Over the course of its nearly 4.5 billion years of existence, the planetary system that consists of Earth and its sister planets orbiting the sun has remained highly stable. However, a recent study involving “twin” stars demonstrates that not all planetary systems are as fortunate.
Scientists reported on Wednesday that an incredible number of pairs of stars with similar diameters and chemical compositions have evidence of having swallowed a planet, most likely after the planet got out of a stable orbit for a variety of causes.
The study examined pairs of stars, referred to as co-natal stars, that formed in the same interstellar cloud of gas and dust, giving them a similar chemical composition and about similar mass and age. This group are the “twins.” The pairings are not binary systems of two stars gravitationally bonded to one other, even if they are traveling in the same direction within our Milky Way galaxy.
When a star consumes a planet, the elements that comprised the unfortunate globe are incorporated into the star’s composition, changing it physically. In comparison to some other elements, the researchers searched for stars that were different from their twin because they included larger concentrations of indicators of rocky planet remains, such as iron, nickel, or titanium.
“It’s the differences in elemental abundance between two stars in a co-natal system,” explained lead scientist and astronomer Fan Liu of Australia’s Monash University, which published the study in the journal.
One of the two stars in seven of the pairs showed signs of planetary ingestion.
The researchers believed that a planet may fall to its death due to an orbital disruption from a larger planet or an uncomfortably close visit by another star that would destabilize the planetary system.
Astrophysicist and study co-author Yuan-Sen Ting of the Australian National University and Ohio State University remarked, “This really puts into perspective our fortuitous position in the universe.” “The stability of a planetary system like the solar system is not a given.”
The twins were identified by the researchers using the European Space Agency’s Gaia space observatory, and their composition was determined using telescopes in Chile and Hawaii. The stars ranged in distance from our solar system from 70 light years to 960 light years. The distance that light travels in a year is 5.9 trillion miles (9.5 trillion kilometers), or one light year.
Although the likelihood of their data indicating the consumption of entire planets is high, the possibility exists that the food source was planetary building blocks devoured during the planet formation phase of the system.
Our sun and similar stars explode violently in their final moments, swallowing any nearby planets and exploding into a dense, blackened cinder known as a white dwarf.
“Like the sun, all stars will someday grow to be huge stars. Earth will someday be swallowed by the sun’s expanding envelope, according to Ting.
But rather than being close to the end of their lives, each person in this study was in the prime of it.
Approximately 8% of the investigated stellar pairs had one star that appeared to have swallowed a planet, suggesting that instability in planetary systems may be more widespread than previously thought.

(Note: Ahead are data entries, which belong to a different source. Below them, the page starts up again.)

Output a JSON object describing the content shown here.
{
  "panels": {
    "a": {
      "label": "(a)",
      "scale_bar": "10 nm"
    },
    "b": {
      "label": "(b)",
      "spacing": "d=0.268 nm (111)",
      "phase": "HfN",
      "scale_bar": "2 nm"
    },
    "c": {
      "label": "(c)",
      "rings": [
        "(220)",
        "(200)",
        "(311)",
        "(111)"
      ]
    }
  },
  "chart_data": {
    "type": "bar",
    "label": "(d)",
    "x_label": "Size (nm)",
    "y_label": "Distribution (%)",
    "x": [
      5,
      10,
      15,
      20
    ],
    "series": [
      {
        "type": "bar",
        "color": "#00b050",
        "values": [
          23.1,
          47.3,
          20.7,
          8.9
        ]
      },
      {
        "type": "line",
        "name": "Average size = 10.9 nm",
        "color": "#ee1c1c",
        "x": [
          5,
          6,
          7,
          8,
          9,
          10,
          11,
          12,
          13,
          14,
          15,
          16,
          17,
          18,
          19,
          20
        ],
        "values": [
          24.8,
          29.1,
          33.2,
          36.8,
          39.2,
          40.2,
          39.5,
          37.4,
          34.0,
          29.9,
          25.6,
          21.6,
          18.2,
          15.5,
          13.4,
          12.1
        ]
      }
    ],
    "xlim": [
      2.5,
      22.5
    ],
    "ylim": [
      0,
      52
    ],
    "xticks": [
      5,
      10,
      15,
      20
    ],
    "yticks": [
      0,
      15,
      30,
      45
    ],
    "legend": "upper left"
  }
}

According to Ting, the majority of planetary systems should to be stable since, similar to our solar system, the planets are mostly influenced by their host star rather than by their sister planets.

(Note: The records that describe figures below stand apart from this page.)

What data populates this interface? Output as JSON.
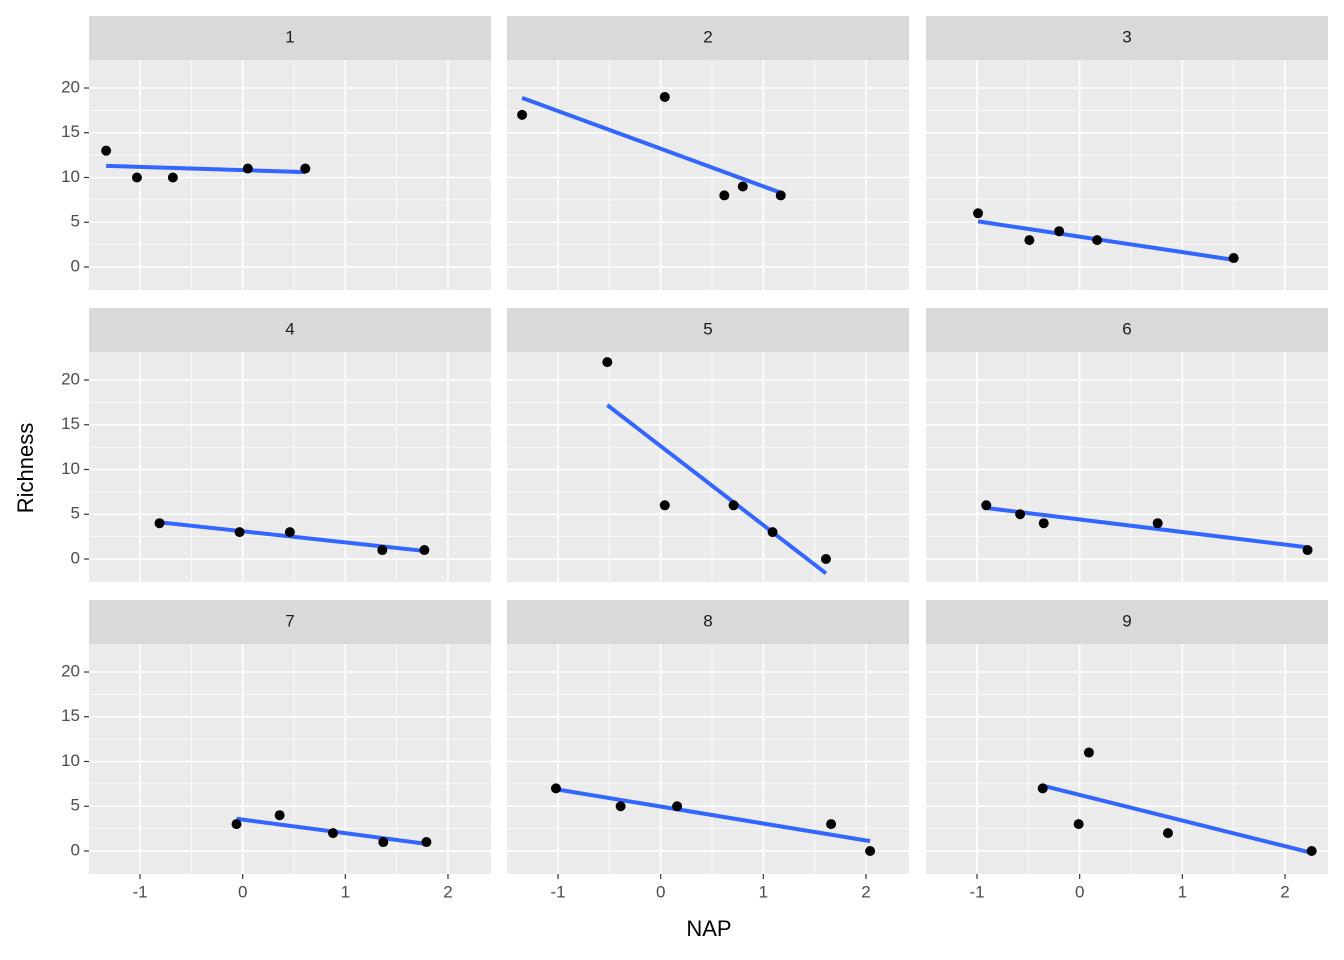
{
  "chart_data": {
    "type": "scatter",
    "x_label": "NAP",
    "y_label": "Richness",
    "xlim": [
      -1.497,
      2.419
    ],
    "ylim": [
      -2.57,
      23.13
    ],
    "xticks": [
      -1,
      0,
      1,
      2
    ],
    "yticks": [
      0,
      5,
      10,
      15,
      20
    ],
    "grid": true,
    "point_color": "#000000",
    "line_color": "#3366ff",
    "panels": [
      {
        "title": "1",
        "x": [
          -1.33,
          -1.03,
          -0.68,
          0.05,
          0.61
        ],
        "y": [
          13,
          10,
          10,
          11,
          11
        ],
        "fit_x": [
          -1.33,
          0.61
        ],
        "fit_y": [
          11.3,
          10.6
        ]
      },
      {
        "title": "2",
        "x": [
          -1.35,
          0.04,
          0.62,
          0.8,
          1.17
        ],
        "y": [
          17,
          19,
          8,
          9,
          8
        ],
        "fit_x": [
          -1.35,
          1.17
        ],
        "fit_y": [
          18.9,
          8.3
        ]
      },
      {
        "title": "3",
        "x": [
          -0.99,
          -0.49,
          -0.2,
          0.17,
          1.5
        ],
        "y": [
          6,
          3,
          4,
          3,
          1
        ],
        "fit_x": [
          -0.99,
          1.5
        ],
        "fit_y": [
          5.1,
          0.8
        ]
      },
      {
        "title": "4",
        "x": [
          -0.81,
          -0.03,
          0.46,
          1.36,
          1.77
        ],
        "y": [
          4,
          3,
          3,
          1,
          1
        ],
        "fit_x": [
          -0.81,
          1.77
        ],
        "fit_y": [
          4.1,
          0.9
        ]
      },
      {
        "title": "5",
        "x": [
          -0.52,
          0.04,
          0.71,
          1.09,
          1.61
        ],
        "y": [
          22,
          6,
          6,
          3,
          0
        ],
        "fit_x": [
          -0.52,
          1.61
        ],
        "fit_y": [
          17.2,
          -1.6
        ]
      },
      {
        "title": "6",
        "x": [
          -0.91,
          -0.58,
          -0.35,
          0.76,
          2.22
        ],
        "y": [
          6,
          5,
          4,
          4,
          1
        ],
        "fit_x": [
          -0.91,
          2.22
        ],
        "fit_y": [
          5.7,
          1.3
        ]
      },
      {
        "title": "7",
        "x": [
          -0.06,
          0.36,
          0.88,
          1.37,
          1.79
        ],
        "y": [
          3,
          4,
          2,
          1,
          1
        ],
        "fit_x": [
          -0.06,
          1.79
        ],
        "fit_y": [
          3.6,
          0.8
        ]
      },
      {
        "title": "8",
        "x": [
          -1.02,
          -0.39,
          0.16,
          1.66,
          2.04
        ],
        "y": [
          7,
          5,
          5,
          3,
          0
        ],
        "fit_x": [
          -1.02,
          2.04
        ],
        "fit_y": [
          6.9,
          1.1
        ]
      },
      {
        "title": "9",
        "x": [
          -0.36,
          -0.01,
          0.09,
          0.86,
          2.26
        ],
        "y": [
          7,
          3,
          11,
          2,
          0
        ],
        "fit_x": [
          -0.36,
          2.26
        ],
        "fit_y": [
          7.3,
          -0.2
        ]
      }
    ]
  }
}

“But for other planetary systems with different initial conditions and configurations, this might break down, leading to very chaotic dynamics,” Ting said.
According to Ting, “a non-negligible fraction of planetary systems are indeed unstable, meaning there are always planets being ejected in or out.” This is supported by the study.
There may be more of these planetary exiles than previously thought, given that only a small number of these roaming planets might actually get consumed by their home star rather than just floating around the universe.
“Understanding which planetary systems are stable or not is a long-time goal of planetary dynamics theorists,” Ting added.